6. Identify the two primary cell types involved in artery signaling architecture and explain their communication axis regarding NO-mediated vasodilation.

7. In the NO signaling pathway, what enzyme is activated in endothelial cells in response to calcium rise, and what is the key reaction it catalyzes?
   $\text{L-Arginine} \rightarrow \text{NO} + \text{L-Citrulline}$ (Fill in the blanks):
   Activated enzyme:
   Substrate:
   Products:

8. Once NO diffuses into smooth muscle cells, what enzyme does it activate, and what second messenger is produced as a result? Include the chemical reaction.

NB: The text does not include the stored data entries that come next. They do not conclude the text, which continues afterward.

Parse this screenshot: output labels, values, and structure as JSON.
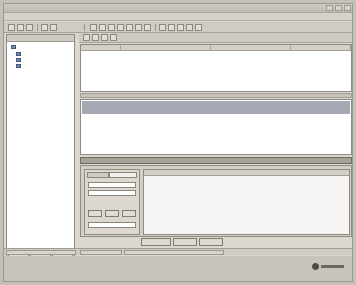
{
  "window": {
    "title": ""
  },
  "menu": {
    "items": [
      "",
      "",
      "",
      "",
      "",
      "",
      "",
      "",
      "",
      ""
    ]
  },
  "tree": {
    "root_label": "",
    "children": [
      "",
      "",
      ""
    ]
  },
  "message_list": {
    "columns": [
      "",
      "",
      "",
      ""
    ]
  },
  "reading_pane": {
    "pane_label": "",
    "subject": "",
    "from": "",
    "greeting": "",
    "body": "",
    "signoff": ""
  },
  "dock": {
    "title": "",
    "tabs": [
      "",
      ""
    ],
    "right_panel_header": "",
    "buttons": [
      "",
      "",
      ""
    ]
  },
  "status_bar": {
    "text": ""
  },
  "icons": {
    "tree_item": "folder-icon",
    "toolbar": "toolbar-icon",
    "logo": "brand-logo-icon"
  },
  "colors": {
    "window_bg": "#dcd8d0",
    "header_strip": "#a5a9b6",
    "tree_text": "#23327a",
    "dock_title": "#a6a29a"
  }
}
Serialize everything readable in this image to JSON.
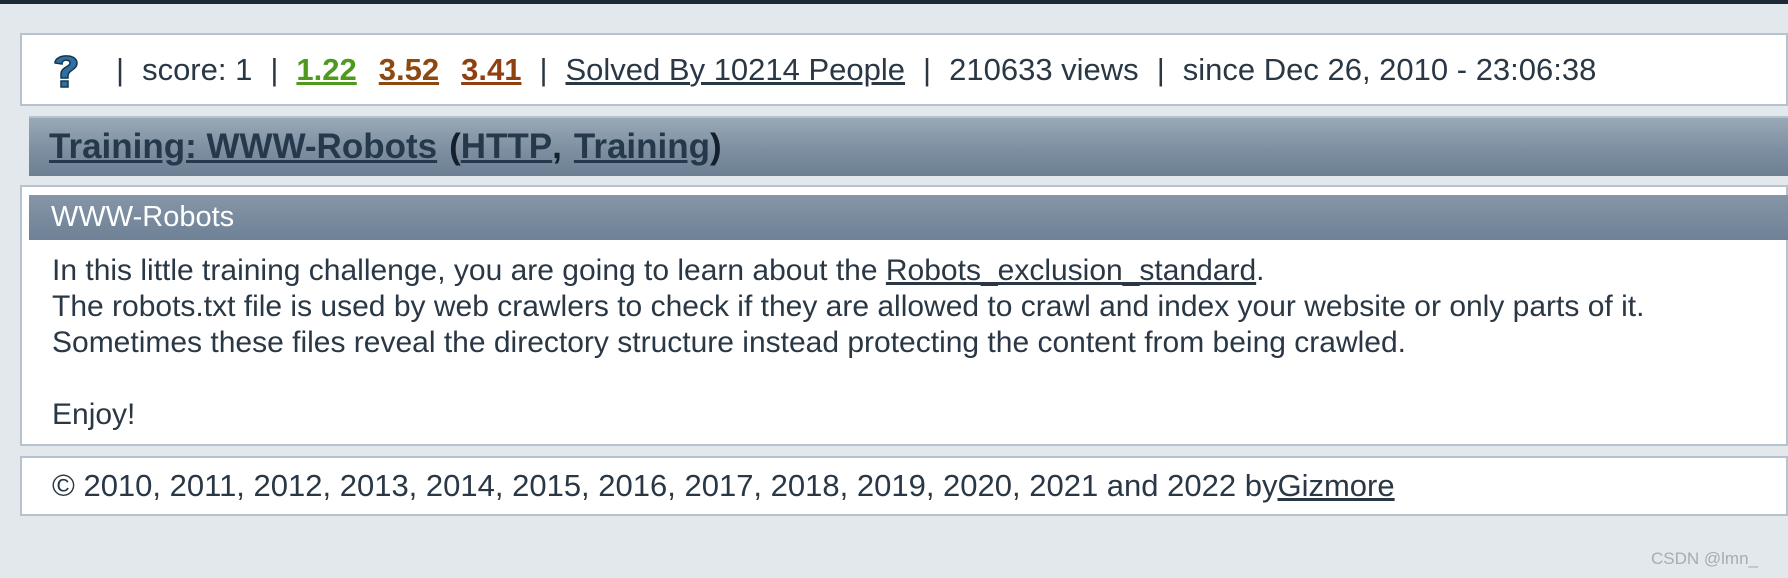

9. What is the role of Protein Kinase G (PKG) in the smooth muscle cell after it is activated by cGMP, and what is the ultimate effect on intracellular $Ca^{2+}$ levels and smooth muscle tone?

10. Describe the concept of an "off-switch" in signaling pathways. Specifically, detail two mechanisms by which NO signaling is terminated, including the role of phosphodiesterases (PDEs) in relation to cGMP.

11. A novel drug is developed that inhibits phosphodiesterase (PDE) activity in smooth muscle cells. Predict the effect of this drug on cGMP levels, PKG activity, and the overall vascular response, and explain your reasoning.

12. Using the domino analogy for signaling pathways, explain what would happen to the vasodilatory response if a drug were to block the activation of soluble guanylyl cyclase (sGC) in smooth muscle cells.